Por @Wicho — 20 de Junio de 2018

Primer vuelo del primer A350 de Iberia

Un poco menos de cinco años después de haber hecho el pedido Iberia está a punto de recibir su primer Airbus A350-900 y en Así es como se entrega un avión explican el proceso, aunque la versión corta es:

  • Tras la firma del pedido un equipo de la aerolínea visita las instalaciones del fabricante para escoger los equipos de la cabina de pasajeros… el equivalente al nivel de acabado en un coche, podríamos decir.
  • Cuando el avión entra en la línea de ensamblado final personal de la aerolínea realiza visitas periódicas para ver que todo se está haciendo de la forma en la que esperan. Estas visitas suele establecerlas el fabricante según el ensamblado del avión alcance distintos hitos, aunque la aerolínea puede solicitar más.
  • Con el avión terminado los pilotos del fabricante lo sacan al aire para comprobar que todo funciona correctamente. Hay una serie de vuelos programados en los que se va probando distintas cosas y cuando terminan, y si todo ha ido bien, le dan el visto bueno al avión. En el caso del primer A350 de Iberia han sido necesarios unos vuelos extra para validar unas mejoras aerodinámicas y en su construcción que Airbus ha implementado con lo aprendido desde que el primer A350 entró en la línea de emsamblado.
  • Es entonces cuando los pilotos de la aerolínea realizan sus propios vuelos de aceptación para comprobarlo todo y así poder llevárselo a casa.

    Vuelo de aceptación del primer A350 de Iberia
    El primer A350 de Iberia en un vuelo de aceptación. El EC-MXV en principio será entregado a Iberia el 26 de junio de 2018 – foto por Aviation Toulouse

  • Al mismo tiempo que se hacen los vuelos de prueba otro equipo comprueba en tierra el correcto funcionamiento de los otros equipos no directamente relacionados con el vuelo y también se revisa la pintura del avión para que esté impecable. Para la revisión de los acabados externos Airbus lleva ya un tiempo empleando drones.

Una vez el avión en España hay que realizar los trámites de importación, someterlo a la revisión de la Agencia Estatal de Seguridad Aérea, matricularlo, e incluirlo en Certificado de Operador Aéreo, más conocido como AOC, de la aerolínea.

En el caso del A350, como es un avión nuevo en la aerolínea, se le da a las tripulaciones un tiempo para completar su familiarización con el avión.

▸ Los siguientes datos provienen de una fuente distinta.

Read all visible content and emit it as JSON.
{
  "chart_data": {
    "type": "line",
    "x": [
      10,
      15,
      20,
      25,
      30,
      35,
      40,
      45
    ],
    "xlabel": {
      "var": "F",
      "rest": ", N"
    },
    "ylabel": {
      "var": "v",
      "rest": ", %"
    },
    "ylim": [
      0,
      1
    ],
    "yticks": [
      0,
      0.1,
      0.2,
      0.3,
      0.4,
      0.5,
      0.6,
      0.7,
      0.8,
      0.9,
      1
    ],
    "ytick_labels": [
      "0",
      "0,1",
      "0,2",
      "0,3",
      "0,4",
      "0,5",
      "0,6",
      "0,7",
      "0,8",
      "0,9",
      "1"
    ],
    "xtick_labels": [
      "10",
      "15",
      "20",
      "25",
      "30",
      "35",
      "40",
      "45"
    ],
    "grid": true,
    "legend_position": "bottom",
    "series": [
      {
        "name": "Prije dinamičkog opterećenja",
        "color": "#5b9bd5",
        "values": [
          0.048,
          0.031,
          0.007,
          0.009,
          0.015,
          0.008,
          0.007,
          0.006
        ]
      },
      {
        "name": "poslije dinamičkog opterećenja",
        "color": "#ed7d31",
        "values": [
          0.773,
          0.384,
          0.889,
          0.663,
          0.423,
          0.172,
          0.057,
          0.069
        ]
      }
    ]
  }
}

De hecho sus primeros vuelos serán en rutas de corto y medio radio para facilitar este proceso y no será hasta agosto cuando el primer A350 de Iberia realice su primer vuelo transoceánico con destino Nueva York.

Con otras aerolíneas y modelos de avión el proceso es similar; cuando se trata de un avión que ya está en servicio en la aerolínea los pasos de selección del equipamiento de la cabina de pasajeros y de familiarización no son necesarios, claro.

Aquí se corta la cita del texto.